Can a Ransomware Attack be Prevented?
Unfortunately, the answer to the question, “Can a ransomware attack be prevented?” is no. As long as someone, somewhere, thinks that your data has value that they can leverage, you are a potential target. However, all is not lost. It is true that you cannot prevent attacks or attempts to access and lock your data, yet, there are actions and practices that can stop them from being successful.
The uncomfortable truth about ransomware attacks is they require some degree of unpreparedness or inaction by the victim to be successful. For example, spam and phishing emails are benign unless opened. Additionally, failure to require that the remote desktop is either password protected or not open is an IT oversight that can allow users to access files on your machine. To avoid these types of breaches, the following simple steps can be instituted.

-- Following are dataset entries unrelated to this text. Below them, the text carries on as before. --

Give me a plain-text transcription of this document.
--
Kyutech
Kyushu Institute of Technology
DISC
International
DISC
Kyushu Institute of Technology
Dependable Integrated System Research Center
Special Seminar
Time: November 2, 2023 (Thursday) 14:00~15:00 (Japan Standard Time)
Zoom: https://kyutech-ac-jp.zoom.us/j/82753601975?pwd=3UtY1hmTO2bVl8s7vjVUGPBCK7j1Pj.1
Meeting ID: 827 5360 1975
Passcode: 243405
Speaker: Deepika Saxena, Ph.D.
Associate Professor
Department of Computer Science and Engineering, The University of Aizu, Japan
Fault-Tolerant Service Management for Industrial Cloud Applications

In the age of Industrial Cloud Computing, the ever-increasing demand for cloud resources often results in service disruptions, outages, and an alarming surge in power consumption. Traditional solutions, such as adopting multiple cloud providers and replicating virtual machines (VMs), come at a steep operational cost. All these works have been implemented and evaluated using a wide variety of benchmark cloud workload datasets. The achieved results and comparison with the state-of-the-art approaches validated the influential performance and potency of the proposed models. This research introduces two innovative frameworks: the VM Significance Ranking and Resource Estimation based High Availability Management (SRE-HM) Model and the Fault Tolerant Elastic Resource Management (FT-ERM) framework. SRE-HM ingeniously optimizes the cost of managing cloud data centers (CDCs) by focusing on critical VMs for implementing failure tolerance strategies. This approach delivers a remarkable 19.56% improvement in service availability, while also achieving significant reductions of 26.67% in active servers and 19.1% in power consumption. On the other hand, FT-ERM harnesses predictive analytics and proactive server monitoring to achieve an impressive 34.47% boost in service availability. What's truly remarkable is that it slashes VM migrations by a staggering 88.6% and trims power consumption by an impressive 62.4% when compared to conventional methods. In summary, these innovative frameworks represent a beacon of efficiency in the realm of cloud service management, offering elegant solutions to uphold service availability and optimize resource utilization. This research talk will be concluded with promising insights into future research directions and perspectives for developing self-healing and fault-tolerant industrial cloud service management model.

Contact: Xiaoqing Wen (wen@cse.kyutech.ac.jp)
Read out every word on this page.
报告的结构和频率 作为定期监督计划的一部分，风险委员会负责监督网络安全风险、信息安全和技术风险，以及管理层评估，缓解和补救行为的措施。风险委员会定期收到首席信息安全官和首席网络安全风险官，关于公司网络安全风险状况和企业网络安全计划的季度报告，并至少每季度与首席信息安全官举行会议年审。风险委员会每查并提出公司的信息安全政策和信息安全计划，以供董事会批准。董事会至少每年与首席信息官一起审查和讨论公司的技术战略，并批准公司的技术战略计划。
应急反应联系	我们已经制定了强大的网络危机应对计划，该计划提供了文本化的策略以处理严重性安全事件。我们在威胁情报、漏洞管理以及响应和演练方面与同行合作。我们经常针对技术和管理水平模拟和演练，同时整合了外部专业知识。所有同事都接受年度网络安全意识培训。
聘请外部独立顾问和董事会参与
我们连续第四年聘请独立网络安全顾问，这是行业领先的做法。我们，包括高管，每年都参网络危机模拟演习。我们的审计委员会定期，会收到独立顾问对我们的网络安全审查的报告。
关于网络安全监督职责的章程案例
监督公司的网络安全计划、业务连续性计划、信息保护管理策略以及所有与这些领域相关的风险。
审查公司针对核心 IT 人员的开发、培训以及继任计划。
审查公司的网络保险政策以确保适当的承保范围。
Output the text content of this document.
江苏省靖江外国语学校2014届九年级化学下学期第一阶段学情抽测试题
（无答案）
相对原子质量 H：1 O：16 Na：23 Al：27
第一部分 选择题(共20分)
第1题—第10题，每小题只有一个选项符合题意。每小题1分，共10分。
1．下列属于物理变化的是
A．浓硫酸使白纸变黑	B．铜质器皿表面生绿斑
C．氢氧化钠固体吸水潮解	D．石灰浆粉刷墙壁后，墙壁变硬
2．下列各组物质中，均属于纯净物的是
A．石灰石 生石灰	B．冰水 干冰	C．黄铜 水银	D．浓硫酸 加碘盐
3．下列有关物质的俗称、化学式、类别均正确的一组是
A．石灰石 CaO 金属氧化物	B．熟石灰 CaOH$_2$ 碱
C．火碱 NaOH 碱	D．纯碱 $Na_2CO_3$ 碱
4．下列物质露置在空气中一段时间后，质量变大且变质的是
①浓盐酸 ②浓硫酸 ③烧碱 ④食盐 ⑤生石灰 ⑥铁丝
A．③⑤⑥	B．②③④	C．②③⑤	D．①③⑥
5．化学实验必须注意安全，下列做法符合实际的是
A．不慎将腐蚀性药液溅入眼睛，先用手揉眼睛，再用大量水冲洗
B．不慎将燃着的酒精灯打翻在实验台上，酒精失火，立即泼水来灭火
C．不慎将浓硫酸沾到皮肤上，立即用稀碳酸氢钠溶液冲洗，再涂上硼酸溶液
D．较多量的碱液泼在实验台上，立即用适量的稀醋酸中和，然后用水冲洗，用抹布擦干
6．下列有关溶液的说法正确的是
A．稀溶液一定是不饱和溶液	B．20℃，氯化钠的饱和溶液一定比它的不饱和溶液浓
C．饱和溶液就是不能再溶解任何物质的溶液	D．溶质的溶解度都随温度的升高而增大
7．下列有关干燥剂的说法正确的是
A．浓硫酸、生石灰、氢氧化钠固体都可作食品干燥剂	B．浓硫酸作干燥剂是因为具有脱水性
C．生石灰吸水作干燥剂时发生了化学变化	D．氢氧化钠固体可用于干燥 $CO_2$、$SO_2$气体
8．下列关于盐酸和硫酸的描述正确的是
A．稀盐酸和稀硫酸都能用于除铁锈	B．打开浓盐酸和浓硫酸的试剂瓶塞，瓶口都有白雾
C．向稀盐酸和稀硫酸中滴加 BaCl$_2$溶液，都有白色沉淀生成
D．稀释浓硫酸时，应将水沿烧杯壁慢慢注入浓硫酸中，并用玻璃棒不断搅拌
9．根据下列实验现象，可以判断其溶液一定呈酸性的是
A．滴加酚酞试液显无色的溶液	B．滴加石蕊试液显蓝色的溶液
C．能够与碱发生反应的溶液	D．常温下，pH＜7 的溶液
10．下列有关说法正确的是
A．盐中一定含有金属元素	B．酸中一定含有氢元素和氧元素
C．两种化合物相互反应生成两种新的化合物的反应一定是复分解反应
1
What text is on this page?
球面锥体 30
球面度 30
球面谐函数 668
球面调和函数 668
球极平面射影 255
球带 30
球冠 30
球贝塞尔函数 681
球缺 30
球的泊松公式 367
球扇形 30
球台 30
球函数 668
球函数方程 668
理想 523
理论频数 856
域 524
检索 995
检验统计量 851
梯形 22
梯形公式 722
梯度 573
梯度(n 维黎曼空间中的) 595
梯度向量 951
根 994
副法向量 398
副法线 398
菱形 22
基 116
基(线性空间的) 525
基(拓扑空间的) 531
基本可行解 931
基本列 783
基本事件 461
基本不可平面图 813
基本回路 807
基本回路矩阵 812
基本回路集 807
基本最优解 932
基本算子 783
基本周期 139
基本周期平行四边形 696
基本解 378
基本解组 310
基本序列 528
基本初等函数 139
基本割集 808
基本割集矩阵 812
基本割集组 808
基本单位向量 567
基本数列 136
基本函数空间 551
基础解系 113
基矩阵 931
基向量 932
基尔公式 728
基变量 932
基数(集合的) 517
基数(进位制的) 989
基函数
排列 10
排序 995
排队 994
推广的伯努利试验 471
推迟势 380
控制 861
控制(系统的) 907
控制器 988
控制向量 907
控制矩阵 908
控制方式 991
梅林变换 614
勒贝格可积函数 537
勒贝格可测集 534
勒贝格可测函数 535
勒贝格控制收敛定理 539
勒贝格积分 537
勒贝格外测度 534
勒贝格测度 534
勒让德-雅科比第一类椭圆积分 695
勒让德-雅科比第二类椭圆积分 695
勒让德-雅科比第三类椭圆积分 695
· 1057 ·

5 Steps to Stop Ransomware Attacks
- Step 1: Adopt and prioritize a security culture. Often, ransomware attacks succeed due to employees placing efficiency over security. Therefore, it is critical that the importance of security be emphasized beginning with the executive level of an organization. Policy and controls are in place for good reason, and making sure your team understands those reasons is important. This will enable the formation of a strong cybersecurity culture.
- Step 2: Train personnel on the best security practices. One of the most important ways to avoid ransomware attack success is to provide training to your employees on how not to fall victim to these attempts.
- Step 3: Employ strong account management policies. Forcing users to periodically update passwords and forcing those credentials to pass a strength test are good account management policies that administrators can employ to support a strong security posture and make it more difficult for passwords to be compromised.
- Step 4: Network segmentation. One of the actions that can be taken to make it more difficult to locate and access data is to use subnets or add layers that must be breached for access.
- Step 5: Use redundancy and backups. Another good option is to add redundancy or duplicate your data and store it in another location(s). Regular backups can be used here, but also mirrored locations, such as cloud and local storage.
By instituting the steps above, your resistance and resiliency to ransomware attacks will be greatly improved, which can be a tremendous cost savings.